Reputation: 12700
I have the following types built from Data.Conduit:
type Footers = [(ByteString, ByteString)]
type DataAndConclusion = ConduitM () ByteString IO Footers
The idea of the second type being "produce a lot of ByteStrings, and if you can produce all of them, return a Footers". The condition is because conduits are governed by downstream functions, so the consumer of DataAndConclusion may have no need to consume all its items, and in that case the return wouldn't be reached. Which is precisely the behavior that I need. But when the end of the source is reached, I would like to have the produced Footers.
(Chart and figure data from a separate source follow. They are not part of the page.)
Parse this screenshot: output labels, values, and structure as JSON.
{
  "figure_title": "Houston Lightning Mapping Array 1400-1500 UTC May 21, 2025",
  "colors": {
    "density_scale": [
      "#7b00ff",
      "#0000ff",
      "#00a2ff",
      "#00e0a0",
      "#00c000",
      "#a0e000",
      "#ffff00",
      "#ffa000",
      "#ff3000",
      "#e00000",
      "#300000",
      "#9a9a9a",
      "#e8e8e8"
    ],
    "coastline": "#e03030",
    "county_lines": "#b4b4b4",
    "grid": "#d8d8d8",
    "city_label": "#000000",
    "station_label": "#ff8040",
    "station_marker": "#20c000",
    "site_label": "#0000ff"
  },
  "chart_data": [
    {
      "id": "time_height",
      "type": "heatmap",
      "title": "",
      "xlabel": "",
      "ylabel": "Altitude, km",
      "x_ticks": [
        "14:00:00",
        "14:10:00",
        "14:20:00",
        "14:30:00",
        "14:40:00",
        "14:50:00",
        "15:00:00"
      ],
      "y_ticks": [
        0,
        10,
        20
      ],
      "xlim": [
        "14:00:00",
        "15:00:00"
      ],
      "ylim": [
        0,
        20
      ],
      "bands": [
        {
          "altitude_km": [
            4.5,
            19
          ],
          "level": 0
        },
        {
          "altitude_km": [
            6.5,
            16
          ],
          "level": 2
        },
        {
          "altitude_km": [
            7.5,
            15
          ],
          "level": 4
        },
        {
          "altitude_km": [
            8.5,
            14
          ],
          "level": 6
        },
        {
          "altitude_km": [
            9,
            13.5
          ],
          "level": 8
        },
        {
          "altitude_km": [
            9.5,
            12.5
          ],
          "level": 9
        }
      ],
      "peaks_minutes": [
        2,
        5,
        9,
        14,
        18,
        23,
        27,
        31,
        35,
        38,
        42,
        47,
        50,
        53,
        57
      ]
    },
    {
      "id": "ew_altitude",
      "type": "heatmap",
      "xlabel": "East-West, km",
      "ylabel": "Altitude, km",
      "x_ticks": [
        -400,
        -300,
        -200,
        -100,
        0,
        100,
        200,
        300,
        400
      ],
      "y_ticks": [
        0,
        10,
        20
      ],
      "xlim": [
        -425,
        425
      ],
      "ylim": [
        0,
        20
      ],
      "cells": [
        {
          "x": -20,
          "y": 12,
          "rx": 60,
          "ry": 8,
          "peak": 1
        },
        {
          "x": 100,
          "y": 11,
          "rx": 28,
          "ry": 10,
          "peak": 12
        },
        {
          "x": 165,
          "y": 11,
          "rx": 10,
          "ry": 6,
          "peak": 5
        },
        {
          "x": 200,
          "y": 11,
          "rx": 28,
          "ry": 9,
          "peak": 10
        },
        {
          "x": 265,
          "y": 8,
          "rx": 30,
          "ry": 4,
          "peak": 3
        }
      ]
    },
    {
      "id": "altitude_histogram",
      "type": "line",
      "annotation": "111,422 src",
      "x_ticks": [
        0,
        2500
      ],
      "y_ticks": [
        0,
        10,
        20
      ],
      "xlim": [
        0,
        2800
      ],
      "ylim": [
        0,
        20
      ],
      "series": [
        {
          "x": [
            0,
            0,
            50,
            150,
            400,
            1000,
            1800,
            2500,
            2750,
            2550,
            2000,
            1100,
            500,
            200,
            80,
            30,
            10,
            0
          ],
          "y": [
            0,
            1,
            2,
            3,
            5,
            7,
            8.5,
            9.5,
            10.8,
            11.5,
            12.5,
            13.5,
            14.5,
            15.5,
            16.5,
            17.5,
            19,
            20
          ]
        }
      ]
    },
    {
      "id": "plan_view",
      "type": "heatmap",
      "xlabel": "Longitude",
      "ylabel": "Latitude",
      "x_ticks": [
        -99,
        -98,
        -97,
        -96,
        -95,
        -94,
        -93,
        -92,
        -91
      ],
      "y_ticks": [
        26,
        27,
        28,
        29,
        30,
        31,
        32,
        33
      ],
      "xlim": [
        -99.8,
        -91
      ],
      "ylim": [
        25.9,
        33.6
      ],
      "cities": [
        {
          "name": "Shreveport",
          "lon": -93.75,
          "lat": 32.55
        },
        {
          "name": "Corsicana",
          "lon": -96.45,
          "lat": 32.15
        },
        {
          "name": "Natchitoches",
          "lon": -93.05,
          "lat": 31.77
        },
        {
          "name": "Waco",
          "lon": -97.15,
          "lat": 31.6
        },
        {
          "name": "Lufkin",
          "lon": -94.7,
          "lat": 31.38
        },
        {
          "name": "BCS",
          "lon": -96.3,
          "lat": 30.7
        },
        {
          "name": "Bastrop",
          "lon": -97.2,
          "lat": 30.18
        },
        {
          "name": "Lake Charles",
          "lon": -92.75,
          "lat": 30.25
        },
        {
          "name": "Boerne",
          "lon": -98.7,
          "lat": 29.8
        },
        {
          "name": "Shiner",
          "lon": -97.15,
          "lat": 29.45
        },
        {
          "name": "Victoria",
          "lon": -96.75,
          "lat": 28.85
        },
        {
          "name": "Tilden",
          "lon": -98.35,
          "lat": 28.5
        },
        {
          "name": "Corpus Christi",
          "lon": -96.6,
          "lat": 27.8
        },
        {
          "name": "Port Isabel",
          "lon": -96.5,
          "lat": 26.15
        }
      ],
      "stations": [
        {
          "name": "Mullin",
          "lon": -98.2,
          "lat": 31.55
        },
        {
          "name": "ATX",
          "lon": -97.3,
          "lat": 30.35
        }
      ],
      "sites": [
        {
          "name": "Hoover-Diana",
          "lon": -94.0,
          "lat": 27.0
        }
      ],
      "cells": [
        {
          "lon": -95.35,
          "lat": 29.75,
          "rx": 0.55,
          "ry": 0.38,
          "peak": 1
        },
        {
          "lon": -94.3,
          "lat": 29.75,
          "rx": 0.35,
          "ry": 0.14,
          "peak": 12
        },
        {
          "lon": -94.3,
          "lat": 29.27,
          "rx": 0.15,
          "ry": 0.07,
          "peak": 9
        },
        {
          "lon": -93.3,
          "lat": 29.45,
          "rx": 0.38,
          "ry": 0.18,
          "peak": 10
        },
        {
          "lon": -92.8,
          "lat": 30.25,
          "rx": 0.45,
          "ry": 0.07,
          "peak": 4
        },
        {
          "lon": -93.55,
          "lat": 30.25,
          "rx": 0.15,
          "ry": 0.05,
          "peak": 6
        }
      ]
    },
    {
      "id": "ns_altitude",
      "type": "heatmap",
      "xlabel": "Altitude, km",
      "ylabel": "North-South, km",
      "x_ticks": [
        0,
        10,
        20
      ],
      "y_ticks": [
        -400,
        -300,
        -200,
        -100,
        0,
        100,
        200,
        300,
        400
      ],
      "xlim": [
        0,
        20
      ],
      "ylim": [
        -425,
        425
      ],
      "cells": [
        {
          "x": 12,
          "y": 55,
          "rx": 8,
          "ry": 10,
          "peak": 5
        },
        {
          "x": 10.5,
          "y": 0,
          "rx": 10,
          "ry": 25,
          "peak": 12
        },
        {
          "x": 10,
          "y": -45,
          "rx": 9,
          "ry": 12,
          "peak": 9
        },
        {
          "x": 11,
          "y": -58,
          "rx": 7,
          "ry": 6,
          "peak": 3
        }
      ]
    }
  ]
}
This would be useful for example if the DataAndConclusions were incrementally computing an MD5 and such MD5 was only needed if the entire message was processed by the downstream (for example, downstream could be simply sending it through the network, but it doesn't make sense to finish computing and send the MD5 if the socket was closed before the last piece was sent by downstream).
So, basically I want to have something with this signature to consume a DataAndConclusions:
type MySink = Sink ByteString IO ()
mySink :: MySink
mySink = ...
difficultFunction :: ConduitM () a2 m r1 -> ConduitM a2 Void m r2 -> m (Maybe r1)
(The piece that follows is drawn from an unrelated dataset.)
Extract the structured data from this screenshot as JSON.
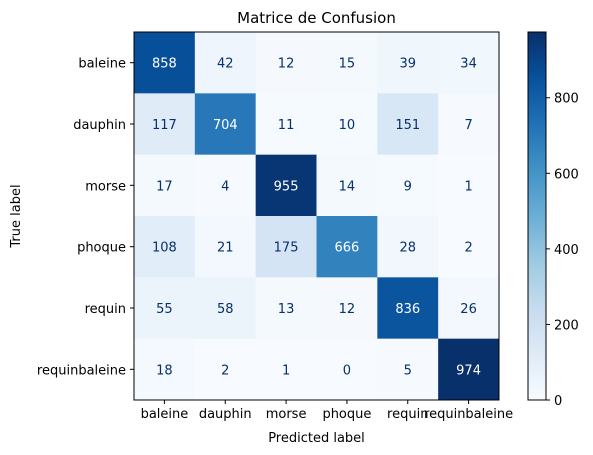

Question is, is there any way to implement "difficultFunction"? How?
Upvotes: 4
Views: 414
Reputation: 27771
This would be useful for example if the DataAndConclusions were incrementally computing an MD5 and such MD5 was only needed if the entire message was processed by the downstream
Instead of relying on the return value of the upstream conduit, in this case perhaps you could accumulate the ongoing MD5 computation in a StateT
layer beneath ConduitM
, and access it after running the conduit.
The other part of the puzzle is detecting that the producer has finished first. Sink
s can detect upstream end-of-input in await
calls. You could write a Sink
that notifies you of upstream termination in its own result type, perhaps with a Maybe
.
But what if you are given a Sink
that doesn't already do that? We would need a function like Sink i m r -> Sink i m (Maybe r)
. "Given a Sink
that may halt early, return a new Sink
that returns Nothing
if upstream finishes first". But I don't know how to write that function.
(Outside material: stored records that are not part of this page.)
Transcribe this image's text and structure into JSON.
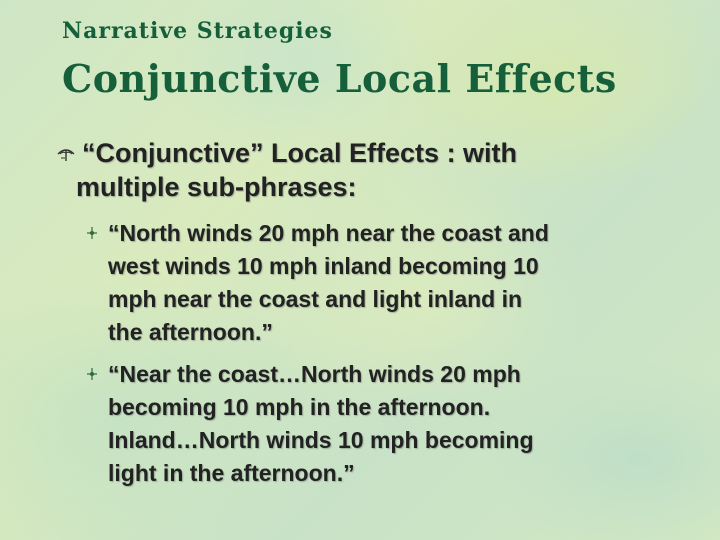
{
  "slide": {
    "subtitle": "Narrative Strategies",
    "title": "Conjunctive Local Effects",
    "main_bullet": {
      "icon": "palm-tree-icon",
      "line1": "“Conjunctive” Local Effects : with",
      "line2": "multiple sub-phrases:"
    },
    "sub_bullets": [
      {
        "icon": "fleur-icon",
        "lines": [
          "“North winds 20 mph near the coast and",
          "west winds 10 mph inland becoming 10",
          "mph near the coast and light inland in",
          "the afternoon.”"
        ]
      },
      {
        "icon": "fleur-icon",
        "lines": [
          "“Near the coast…North winds 20 mph",
          "becoming 10 mph in the afternoon.",
          "Inland…North winds 10 mph becoming",
          "light in the afternoon.”"
        ]
      }
    ],
    "colors": {
      "title": "#15603a",
      "body": "#222222"
    }
  }
}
Edit: This conduit sets an IORef
to True
when it detects upstream termination:
detectUpstreamClose :: IORef Bool -> Conduit i IO i
detectUpstreamClose ref = conduit
where
conduit = do
m <- await
case m of
Nothing -> liftIO (writeIORef ref True)
Just i -> do
yield i
conduit
detectUpstreamClose
could be inserted in a pipeline, and the IORef
could be checked afterwards.
Upvotes: 2
Reputation: 63359
There should be definitely a nice solution, but I wasn't able to construct it using ConduitM
primitives. Something with signature
ConduitM i a m r1 -> ConduitM a o m r2 -> ConduitM i o m (Maybe r1, r2)
Looks like a primitive function with this signature would be a good addition for the conduit library.
Nevertheless, @danidiaz's suggestion about StateT
lead me to the following generic solution that lifts the whole computation to WriterT
internally in order to remember the output of the first conduit, if it's reached:
import Control.Monad
import Control.Monad.Trans
import Control.Monad.Trans.Writer
import Data.Conduit
import Data.Monoid
import Data.Void
difficultFunction :: (Monad m)
=> ConduitM () a2 m r1 -> ConduitM a2 Void m r2
-> m (r2, Maybe r1)
difficultFunction l r = liftM (fmap getLast) $ runWriterT (l' $$ r')
where
l' = transPipe lift l >>= lift . tell . Last . Just
r' = transPipe lift r
(untested!)
Upvotes: 3